Lonza will provide cGMP drug product (DP) manufacturing services for clinical supply from its fill and finish facility at Stein, Switzerland. Lonza’s ability to provide exemplary drug product development and manufacturing services offers customers innovative solutions and the possibility to supply high-quality products for clinical use.

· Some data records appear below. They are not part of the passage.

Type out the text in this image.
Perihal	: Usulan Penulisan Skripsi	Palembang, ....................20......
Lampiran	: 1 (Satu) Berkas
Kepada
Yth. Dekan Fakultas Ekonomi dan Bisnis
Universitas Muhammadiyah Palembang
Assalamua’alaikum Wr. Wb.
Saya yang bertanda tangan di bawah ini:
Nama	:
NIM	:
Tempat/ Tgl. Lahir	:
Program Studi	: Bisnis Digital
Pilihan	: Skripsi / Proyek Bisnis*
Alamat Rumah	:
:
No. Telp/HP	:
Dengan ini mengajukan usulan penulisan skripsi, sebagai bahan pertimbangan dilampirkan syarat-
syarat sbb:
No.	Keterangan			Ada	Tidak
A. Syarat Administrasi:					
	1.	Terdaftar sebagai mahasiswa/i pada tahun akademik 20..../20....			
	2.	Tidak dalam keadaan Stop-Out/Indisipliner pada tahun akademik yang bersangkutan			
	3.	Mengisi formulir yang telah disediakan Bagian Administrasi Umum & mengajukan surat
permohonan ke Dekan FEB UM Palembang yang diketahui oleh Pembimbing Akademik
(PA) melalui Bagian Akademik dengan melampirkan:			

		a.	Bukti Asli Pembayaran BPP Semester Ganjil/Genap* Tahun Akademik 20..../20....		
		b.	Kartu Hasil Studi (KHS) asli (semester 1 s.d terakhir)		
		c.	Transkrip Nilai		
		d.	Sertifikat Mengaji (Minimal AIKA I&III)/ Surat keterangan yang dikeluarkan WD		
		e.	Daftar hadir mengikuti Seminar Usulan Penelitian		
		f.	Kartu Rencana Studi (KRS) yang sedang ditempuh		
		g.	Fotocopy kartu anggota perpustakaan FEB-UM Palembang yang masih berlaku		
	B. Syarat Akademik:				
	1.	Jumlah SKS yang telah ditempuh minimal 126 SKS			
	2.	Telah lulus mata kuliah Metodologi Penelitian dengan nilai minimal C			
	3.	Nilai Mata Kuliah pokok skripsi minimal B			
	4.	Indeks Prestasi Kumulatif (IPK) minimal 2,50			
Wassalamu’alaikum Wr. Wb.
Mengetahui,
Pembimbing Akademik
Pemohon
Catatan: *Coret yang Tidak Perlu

Jean-Luc Lowinski, Pierre Fabre Medical Care CEO, said: "We are delighted to entrust the production of the W0180 Drug Product to Lonza. Its Drug Product Services are well-suited for our innovative therapy manufacturing needs. The W0180 will be manufactured in Lonza’s GS Xceed Expression CHO System, also successfully used for the IGF1R and cMet antibodies discovered by Pierre Fabre."

About W0180

W0180 is a first-in-class antibody targeting VISTA (V-domain Ig suppressor of T cell Activation). VISTA is a negative checkpoint regulator of T cell response. VISTA is expressed within the tumor microenvironment, where its inhibition can enhance antitumor immune responses. Furthermore, an increase in VISTA expression has been reported after treatment with anti-PD1/L1 and anti-CTLA4. This confirms that VISTA may play a key role as a mechanism of resistance to the currently used immunotherapies. W0180 given to patients as a single agent or in combination with anti-PD1/L1 therapy has a potential in multiple cancer indications, including those with myeloid immunosuppressive infiltrates where the VISTA pathway is expressed.